Looking for solutions

What can be done to boost growth?

Economists and business leaders say a major overhaul of the corporate tax code that simplifies and reduces rates would make American companies more competitive and encourage foreign firms to set up shop in the United States.

Others call for more scrutiny of regulations to weed out outdated, unnecessary or counterproductive laws that discourage new businesses from forming or drive them out of the country.

“The U.S. needs to take a hard look at tax and regulatory policy to see what can be done to make sure more stuff is made here instead of the rest of the world,” contended Steve Blitz, chief economist at ITG Investment Research. “Why shouldn’t Nike be making shoes in central Los Angeles?”

Yet the reality is that regulators and many politicians often make it harder for companies to succeed in the U.S., especially if they introduce new products or services that get around old laws or threaten powerful political constituencies.

Just look at Uber .

The six-year-old company has revolutionized car service and is eviscerating the traditional taxi industry with cheaper prices and more flexible passenger travel, angering mostly Democratic politicians from New York City to San Francisco. Even Democratic presidential front-runner Hillary Clinton fretted about Uber in her first major speech on the economy.

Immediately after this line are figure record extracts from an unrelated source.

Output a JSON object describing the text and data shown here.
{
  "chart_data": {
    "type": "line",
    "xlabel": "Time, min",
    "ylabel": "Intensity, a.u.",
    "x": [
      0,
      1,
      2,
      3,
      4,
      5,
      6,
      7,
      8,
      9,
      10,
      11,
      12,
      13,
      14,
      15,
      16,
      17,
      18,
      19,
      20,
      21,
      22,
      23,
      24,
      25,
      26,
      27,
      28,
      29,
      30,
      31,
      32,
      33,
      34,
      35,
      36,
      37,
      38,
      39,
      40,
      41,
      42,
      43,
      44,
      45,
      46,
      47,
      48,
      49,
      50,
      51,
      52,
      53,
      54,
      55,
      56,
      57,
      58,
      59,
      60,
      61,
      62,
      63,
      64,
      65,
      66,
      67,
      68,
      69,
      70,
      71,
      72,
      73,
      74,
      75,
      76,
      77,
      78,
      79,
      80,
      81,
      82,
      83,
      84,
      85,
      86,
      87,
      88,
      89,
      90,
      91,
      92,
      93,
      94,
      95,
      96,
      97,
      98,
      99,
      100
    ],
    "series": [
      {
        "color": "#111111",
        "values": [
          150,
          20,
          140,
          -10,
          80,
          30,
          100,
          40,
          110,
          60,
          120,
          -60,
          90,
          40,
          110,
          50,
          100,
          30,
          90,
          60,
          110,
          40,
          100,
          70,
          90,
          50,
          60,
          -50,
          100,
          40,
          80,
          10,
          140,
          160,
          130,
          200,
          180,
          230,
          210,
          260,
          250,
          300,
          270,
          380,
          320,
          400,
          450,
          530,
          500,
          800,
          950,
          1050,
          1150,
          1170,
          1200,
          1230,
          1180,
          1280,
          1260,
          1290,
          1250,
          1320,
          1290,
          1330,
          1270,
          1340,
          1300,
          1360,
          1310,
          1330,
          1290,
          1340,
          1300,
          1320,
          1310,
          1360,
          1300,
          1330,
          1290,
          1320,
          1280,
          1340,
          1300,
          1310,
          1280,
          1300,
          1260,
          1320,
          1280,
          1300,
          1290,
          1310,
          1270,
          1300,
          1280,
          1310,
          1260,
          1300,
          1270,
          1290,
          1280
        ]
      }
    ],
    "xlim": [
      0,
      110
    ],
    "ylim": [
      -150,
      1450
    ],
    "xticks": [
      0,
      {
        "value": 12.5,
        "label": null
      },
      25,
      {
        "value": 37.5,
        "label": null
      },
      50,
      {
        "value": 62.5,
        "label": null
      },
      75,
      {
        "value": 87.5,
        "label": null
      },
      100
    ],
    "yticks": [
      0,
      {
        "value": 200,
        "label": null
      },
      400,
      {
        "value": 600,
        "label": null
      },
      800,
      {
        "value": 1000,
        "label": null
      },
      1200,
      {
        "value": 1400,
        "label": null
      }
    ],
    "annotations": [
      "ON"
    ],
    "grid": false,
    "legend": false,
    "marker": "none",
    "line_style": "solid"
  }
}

They charge that Uber skirts safety laws, avoids licensing fees, pays its drivers less than taxi operators and adds more congestion to already busy roads. And they’ve put up obstacles to retard its growth.

“The fundamental challenge of innovation is that it upsets the status quo,” Silvia said. “We see the jobs that exist. We don’t always see the new jobs or benefits right away.”

More investment by the government and private sector in the arteries of the economy such as transportation, communications and energy would also speed up growth, economists generally agree.

Will any of these potential salves be applied? Certainly not until the next presidential election is over. Even then there’s no guarantee. A fresh wave of legal immigration is a nonstarter, government budgets remain under pressure and Washington is as divided as ever.

Both Democrats and Republicans, for instance, agree corporate tax reform could make America more competitive. But that’s all they can agree on.

“Everyone agrees it’s terrible but no one ever does anything to fix it,” said Stanley, who contends that Washington has been “unfriendly to growth” since the U.S. exited recession six years ago.

Which brings us back to Paul Ashworth’s question as to whether GDP growth will ever hit 3% again. His answer is not comforting.

“The bottom line is that even 3% economic growth is likely to be a rare event in the future,” he wrote in his report. “Four percent growth will be about as common as unicorns.”